1-*Bachelors in TELECOMMUNICATION ENGINEERING(Hons)*.

-Introduction to computer science
-calculus 1
-physics 1
-object oriented programming
-basic electrical engineering
-calculus 2
-physics 2
-computer logic design
-electronics 1
-circuit analysis
-computer organization and architecture
-electronics 2
-linear algebra
-probability & random processes
-signals & systems
-data structure & algorithms
-MV calculus
-Electromagnetic theory
-analogue communications
-microprocessor interfacing & programming
-data communication & networking
-operating systems
-feedback control systems-
-digital communications
-wireless & mobile communication
-Telecommunication systems
-wave propagation and antennas
-digital signal processing
-fiber optic communication
-satellite communication
-telecom transmission& switching
-microwave engineering
-Project was "Antenna tower control system through DTMF

2- *Maters of Electronic Engineering (From Australia)...one year coursework*

-Optical Networks
-Personal Mobile Communication
-Telecommunications system engineering
-antennas and propagation
-communication networks
-telecommunication design project

Based on the above information i ask all those who have been through it before me whether being assessed as a *Telecommunication Network Engineer (263312)* is more relevant for me based at-least based on the course contents.

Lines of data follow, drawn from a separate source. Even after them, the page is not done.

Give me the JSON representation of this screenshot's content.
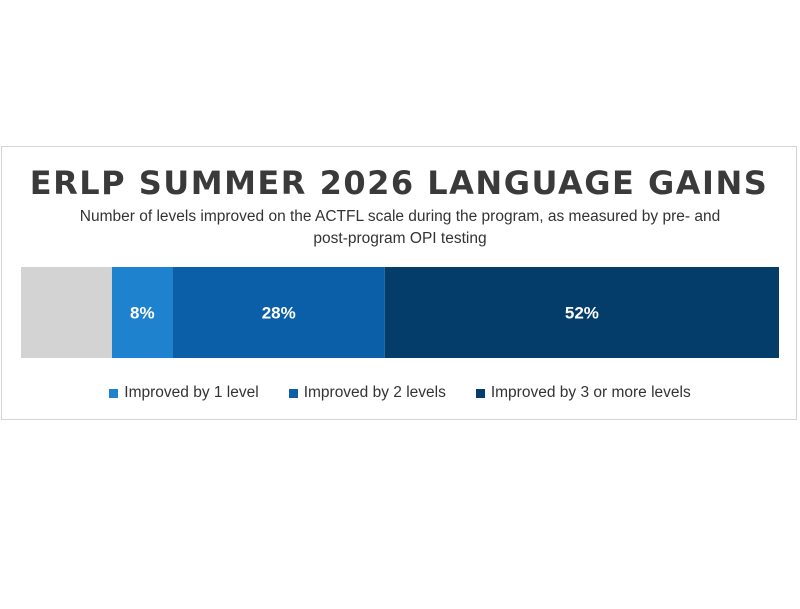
{
  "chart_data": {
    "type": "bar",
    "orientation": "horizontal-stacked-100",
    "title": "ERLP SUMMER 2026 LANGUAGE GAINS",
    "subtitle": "Number of levels improved on the ACTFL scale during the program, as measured by pre- and post-program OPI testing",
    "series": [
      {
        "name": "",
        "value": 12,
        "color": "#d3d3d3",
        "label": ""
      },
      {
        "name": "Improved by 1 level",
        "value": 8,
        "color": "#1f82ce",
        "label": "8%"
      },
      {
        "name": "Improved by 2 levels",
        "value": 28,
        "color": "#0a5fa8",
        "label": "28%"
      },
      {
        "name": "Improved by 3 or more levels",
        "value": 52,
        "color": "#043d6a",
        "label": "52%"
      }
    ],
    "xlim": [
      0,
      100
    ],
    "grid": false,
    "legend_position": "bottom"
  }
}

Or is there a possibility that i can be assessed as a *computer networks and system engineer (263111)* even though my degree titles and course units might deviate from it...

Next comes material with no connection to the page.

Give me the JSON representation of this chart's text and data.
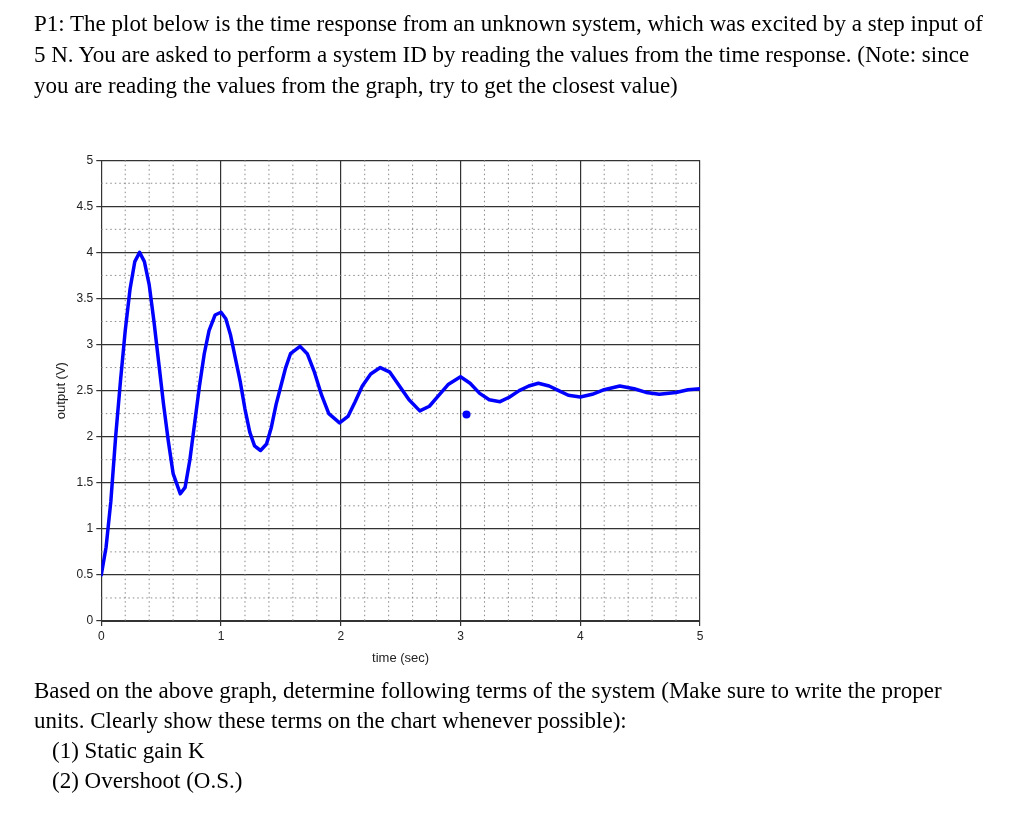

Help will be highly appreciated...cheers


----------



## manomegh (Aug 9, 2014)

Your total work exp in years?


----------



## fahad.d (Aug 28, 2015)

manomegh said:


> Your total work exp in years?


4 plus


----------



## manomegh (Aug 9, 2014)

Please check the assessment criterion at ACS website. Then you will realize Engineers Australia is best suited for you.


----------



## fahad.d (Aug 28, 2015)

manomegh said:


> Please check the assessment criterion at ACS website. Then you will realize Engineers Australia is best suited for you.


I did and i cant say anything for certain, they need atleast 65% of your qualifications to be inline with the ANZSCO occupation list and according to my judgement which might be more or less i am 55 %.

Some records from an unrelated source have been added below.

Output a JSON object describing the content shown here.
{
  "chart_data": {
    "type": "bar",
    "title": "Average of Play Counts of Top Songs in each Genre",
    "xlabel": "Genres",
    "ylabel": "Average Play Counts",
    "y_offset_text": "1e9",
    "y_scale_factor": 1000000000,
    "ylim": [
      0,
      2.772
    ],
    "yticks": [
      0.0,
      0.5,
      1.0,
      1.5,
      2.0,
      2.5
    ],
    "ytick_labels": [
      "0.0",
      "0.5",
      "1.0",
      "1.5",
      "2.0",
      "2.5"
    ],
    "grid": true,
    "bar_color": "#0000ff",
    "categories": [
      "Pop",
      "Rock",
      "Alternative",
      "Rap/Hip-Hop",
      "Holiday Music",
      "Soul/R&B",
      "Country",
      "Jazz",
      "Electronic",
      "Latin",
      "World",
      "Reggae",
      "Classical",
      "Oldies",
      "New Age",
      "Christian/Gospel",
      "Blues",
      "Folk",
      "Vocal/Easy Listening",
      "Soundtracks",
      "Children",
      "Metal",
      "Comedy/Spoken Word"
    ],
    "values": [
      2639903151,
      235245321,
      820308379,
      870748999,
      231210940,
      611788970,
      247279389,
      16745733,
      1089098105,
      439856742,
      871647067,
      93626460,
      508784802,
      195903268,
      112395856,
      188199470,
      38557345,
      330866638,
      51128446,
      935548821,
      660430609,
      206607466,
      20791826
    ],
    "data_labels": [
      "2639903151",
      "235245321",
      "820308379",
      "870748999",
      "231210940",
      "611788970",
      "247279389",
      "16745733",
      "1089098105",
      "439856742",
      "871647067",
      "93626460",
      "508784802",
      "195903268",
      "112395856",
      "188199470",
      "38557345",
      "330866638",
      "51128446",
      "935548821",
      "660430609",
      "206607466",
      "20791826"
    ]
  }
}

anyway thanks a lot manomegh


----------



## Sudip Raj Pokhrel (May 9, 2016)

I am also in a bit of Dilemma regarding the Skill Assessment.
However, I have already lodged the application for MSA in Telecommunication Engineer.


----------



## TittoJoy (Oct 22, 2015)

Hi Guys.. Can you please share your roles and responsibilities...? Thanks in advance..  Cheers...


----------



## manc0108 (Mar 16, 2015)

I would appreciate if someone could send me CDR for Telecommunication Engineer(263311). Kindly PM me.


----------



## lalitmukhi (Dec 27, 2012)

Hello Friends,

Anyone applying for Skill Assessment for Telecommunication Network Engineer(263312) ?


----------



## Sohel7745 (Jul 7, 2018)

lalitmukhi said:


> Hello Friends,
> 
> Anyone applying for Skill Assessment for Telecommunication Network
> 
> Engineer(263312) ?


Yes I have


----------